Still more confusing is this case mischief call, and where the state decides to draw the line. Drinking alcohol in certain amounts during certain parts of pregnancy is sometimes associated with an increased chance of miscarriage, but where the lethal threshold remains shrouded in uncertainty. An alcoholic should go to prison because of Could caused the death of her fetus? People have complex problems, and addiction is not easily solved by throwing someone in prison for several years.
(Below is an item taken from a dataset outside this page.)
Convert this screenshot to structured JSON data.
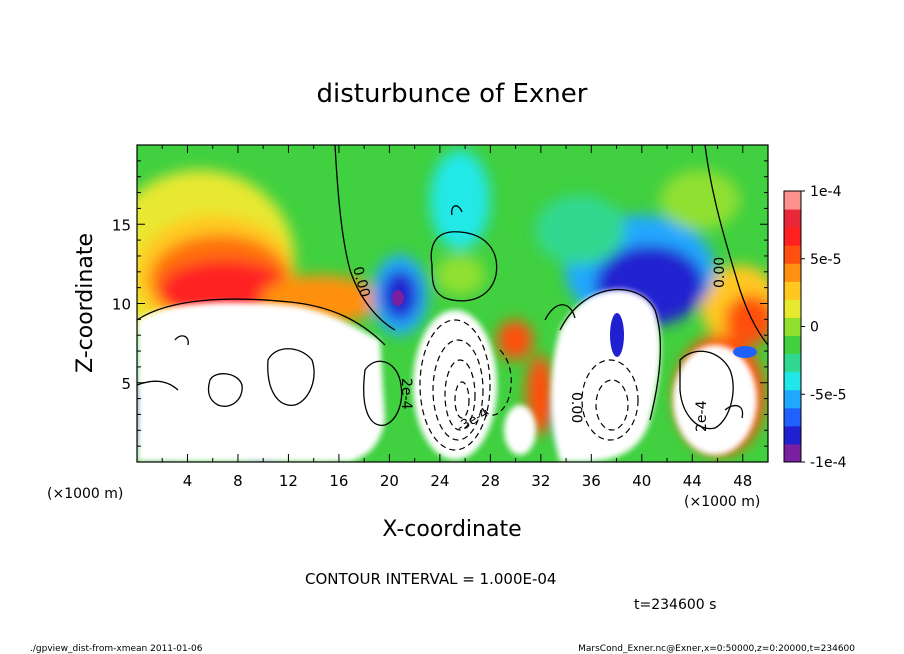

Every public medical and health association or organization in this country [has] She condemned the use of criminal laws to address drug abuse and pregnancy,” Sussman adds. It’s sending the message that they should avoid prenatal care, that they shouldn’t be honest with their doctors, not try to get the help they need, and it puts them in a really difficult situation to have a healthy pregnancy.” Polo showed up at the hospital of her own volition. Such prosecutions are unlikely that others would do the same.
Get an abortion and you’ll still be free, states state. But if you show up to the hospital for help during or after a miscarriage, we may jail you for years. Whatever this system is, it’s not pro-life.